Thursday, February 3, 2011

Gratton on Nancy's "The Truth of Democracy"

Peter Gratton's review of Jean-Luc Nancy's The Truth of Democracy is up on the CSCP website, in advance of its publication in Symposium (here).

Much in the way that I work with Rancière, Gratton takes Nancy as a starting point for thought, as a kind of provocation: in this case, about democracy, which has been used and abused by anti-democrats, and yet still is "unrivalled as a name for political aspirations the world over." He highlights the way that Nancy critiques the notion that democracy could name the activity of sovereign and autotelic, showing how politics-- democratic politics-- is a politics in common, that is organized as a distribution (partage) that is not organized through calculation or administration (Peter notes a similarity between Nancy and Rancière on the term partager and 'equality').

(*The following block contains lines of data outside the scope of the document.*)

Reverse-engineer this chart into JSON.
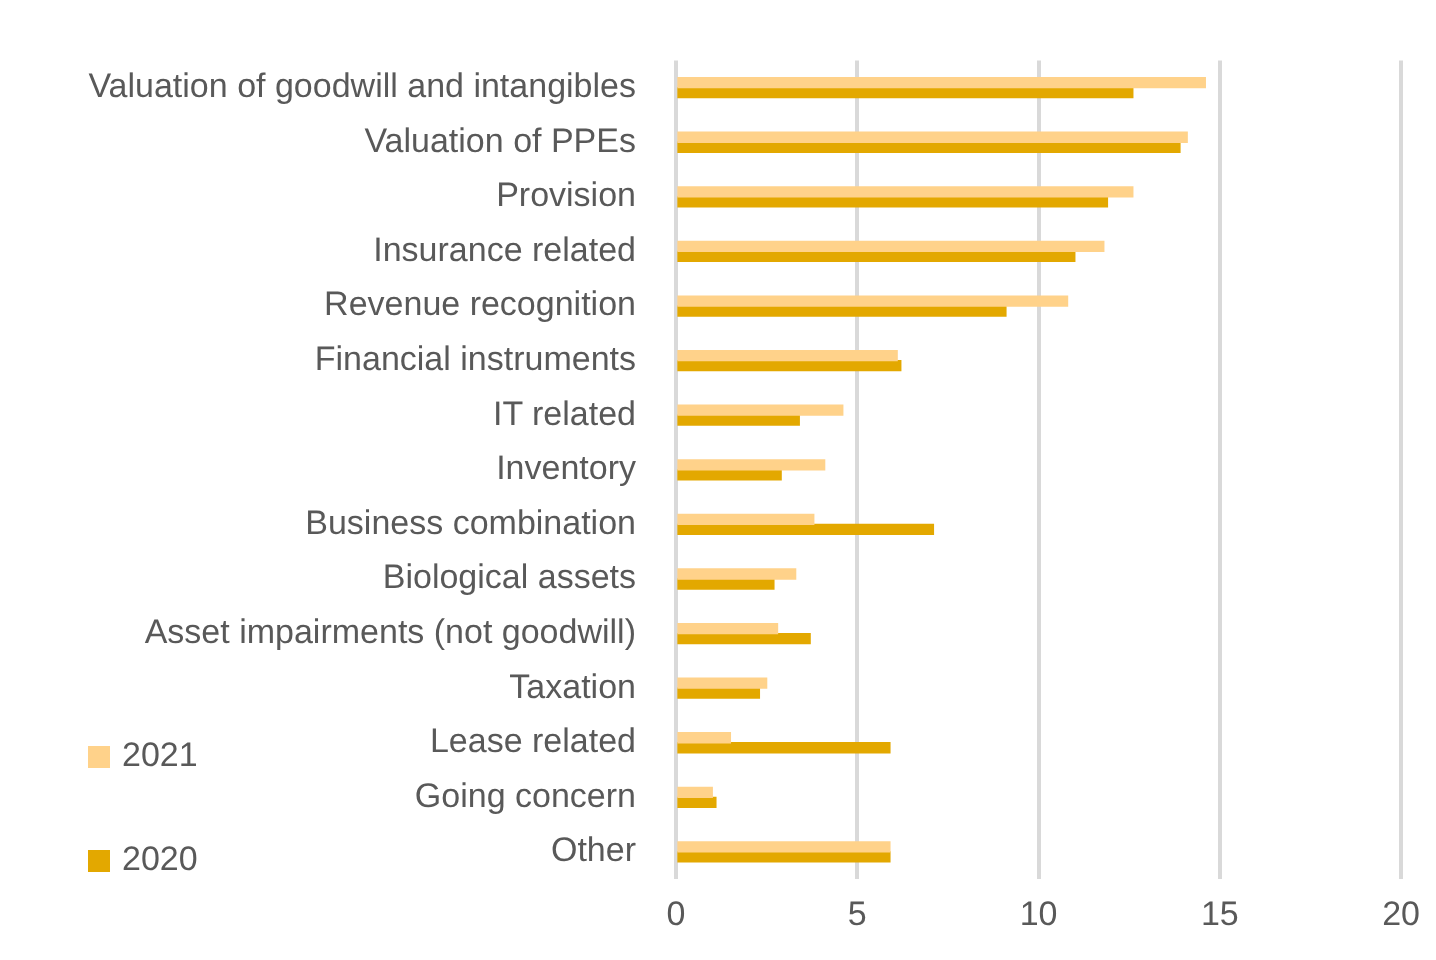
{
  "chart_data": {
    "type": "bar",
    "orientation": "horizontal",
    "categories": [
      "Valuation of goodwill and intangibles",
      "Valuation of PPEs",
      "Provision",
      "Insurance related",
      "Revenue recognition",
      "Financial instruments",
      "IT related",
      "Inventory",
      "Business combination",
      "Biological assets",
      "Asset impairments (not goodwill)",
      "Taxation",
      "Lease related",
      "Going concern",
      "Other"
    ],
    "series": [
      {
        "name": "2021",
        "color": "#ffd28a",
        "values": [
          14.6,
          14.1,
          12.6,
          11.8,
          10.8,
          6.1,
          4.6,
          4.1,
          3.8,
          3.3,
          2.8,
          2.5,
          1.5,
          1.0,
          5.9
        ]
      },
      {
        "name": "2020",
        "color": "#e3a800",
        "values": [
          12.6,
          13.9,
          11.9,
          11.0,
          9.1,
          6.2,
          3.4,
          2.9,
          7.1,
          2.7,
          3.7,
          2.3,
          5.9,
          1.1,
          5.9
        ]
      }
    ],
    "xlim": [
      0,
      20
    ],
    "xticks": [
      0,
      5,
      10,
      15,
      20
    ],
    "grid": "x",
    "legend": "bottom left"
  }
}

I am drawn to this review, in addition, because Gratton identifies several of those features that had frustrated me about Nancy's work when I was writing about it years ago (for my MA, to be precise). One of the most frustrating is his recourse to Heidegger's highly tenuous 'history of metaphysics'. Here's Peter again:
In this way, Nancy, like Giorgio Agamben and Heidegger before them both, accede to a view of history that mirrors the rise and fall of Western metaphysics: Heidegger’s analysis of das Man is mistaken for a sociology, and the societal ennui of Western Europe, no doubt powerful, is said to be mirrored across the world. [...]

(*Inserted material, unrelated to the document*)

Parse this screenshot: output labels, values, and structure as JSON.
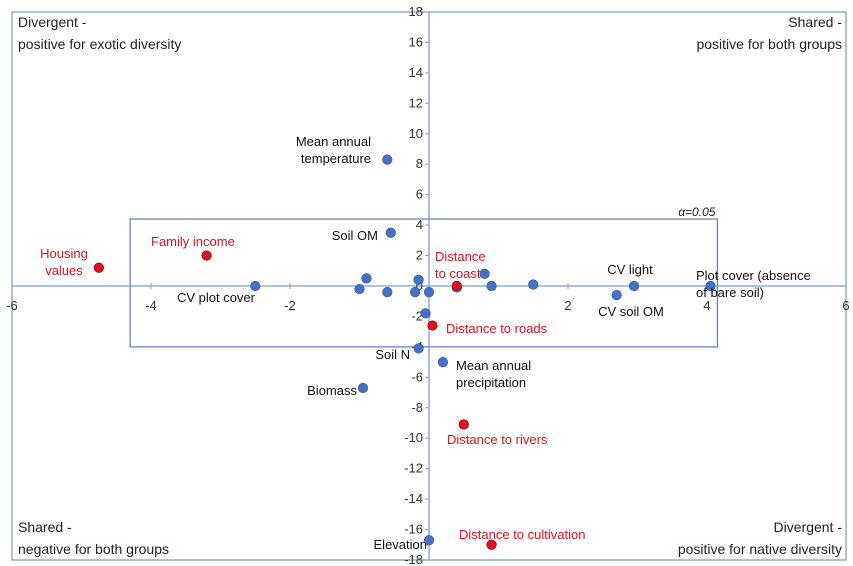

It is puzzling that Nancy takes for granted that the impasses of democracy in Europe and the U.S. are a mark of the political the world over, which itself would be a direct result of impasses in Western metaphysics. But if the age of such world pictures is over, as Nancy himself argues here, what of this picture Nancy himself projects? The truth of democracy, if there is such a thing, should first take on this archaic European supposition, which is itself a haunting superstition, indeed a sovereign imposition, denegating the truth of democracy as such.
I agree wholeheartedly with Peter's conclusion. A few comments of my own: reading this review it struck me that in opposition to Nancy, Rancière would reject this identification of the destiny of metaphysics and democracy, especially because Rancière poses egalitarian logic as a direct challenge to 'political philosophy' of, for instance, Plato and Aristotle. Nor does politics have to take place in a European framework. Which is why, perhaps, people have been drawing connections between the recent uprisings in North Africa and elsewhere and the work of Rancière (myself, Peter, and Scu at Critical Animal) or Fanon (here) and not Jean-Luc Nancy.